Bu dönemdeki dikkati çeken olaylardan birisi de Osmanlı Devletine sığınan Polonya’lı
subayların çalışmalarıdır. 1838’de Osmanlı hizmetine giren Polonya’lı General
Chrzanowski ile başlayan bu çalışmalar, 1849’da Macar ihtilali sonrası Osmanlı
Devletine sığınan General Bem, Dembinsky, Wisocki ve Bulharin gibi isimlerle devam
etmiştir. Bu dönemde Osmanlı hizmetine giren subayların bir bölümü müslümanlığı
kabul etmiş ve Osmanlı ordusunda başkomutanlık, ordu komutanlığı gibi çok yüksek
makamlara kadar yükselmiştir. Dinlerini değiştirmeyen çok sayıda subay ise kendi
rütbelerine karşılık gelen rütbeler alarak Osmanlı ordusunda hizmetlerine devam
etmiştir. Diğer yabancı uzmanların aksine Osmanlı Devletini benimseyen Polonya’lı
subaylar, Osmanlı ordusunun modernize edilmesine büyük katkılarda bulunmuştur.

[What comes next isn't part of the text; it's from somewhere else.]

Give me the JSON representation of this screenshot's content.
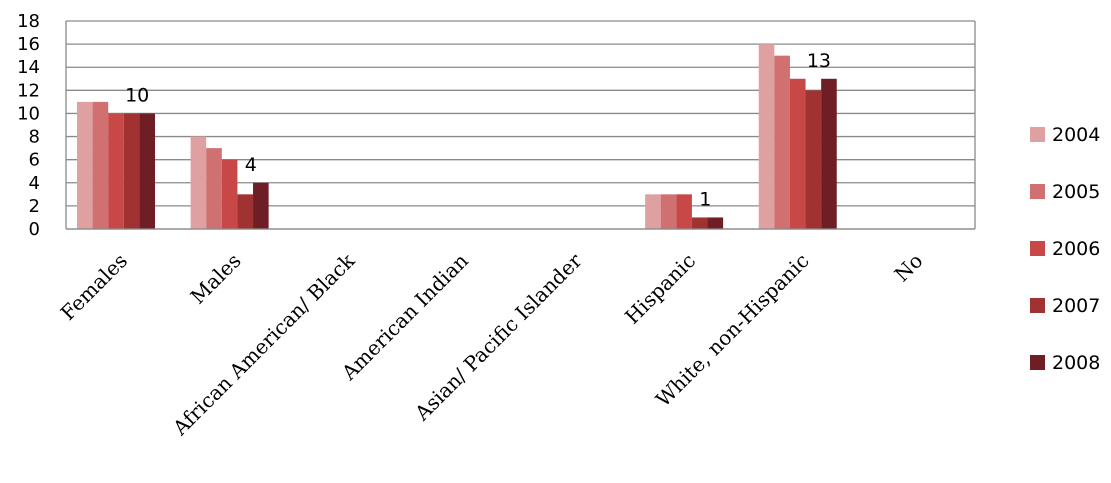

Hatta bazıları Türk kültürünü iyice benimsemiş, Osmanlı Devleti uğruna canlarını feda
etmekten çekinmemiştir.
1838–1882 yılları arasında münferit olarak Almanya’dan gelerek Osmanlı Devletinin
hizmetine giren çok sayıda Alman Subayı bulunduğunu görüyoruz. Bu subayların bir
kısmı Müslümanlığı seçerek Osmanlı tabiiyetine geçmiş, bir kısmı da dinlerini
değiştirmeyerek bir süre hizmet ettikten sonra memleketlerine geri dönmüştür. Hiçbir
resmi görevi olmadan çoğunlukla para kazanmak için gelen Alman subaylarının yanı
sıra müslümanlığa geçenlerin bile kendi devletleriyle ilişkilerini kesmeyerek bütün
faaliyetleri hakkında hükümetlerine bilgi verdikleri görülmektedir. Dönemi yakından
inceleyen Wallach’a göre bu dönemde Osmanlı hizmetinde bulunan Alman subaylarının
hiç olmazsa kendi vatanları için yaptıkları en büyük hizmet, Osmanlı ordusuna
cephanesiyle birlikte 500 Krupp topu aldırmak olmuştur. (Wallach, 1985:22).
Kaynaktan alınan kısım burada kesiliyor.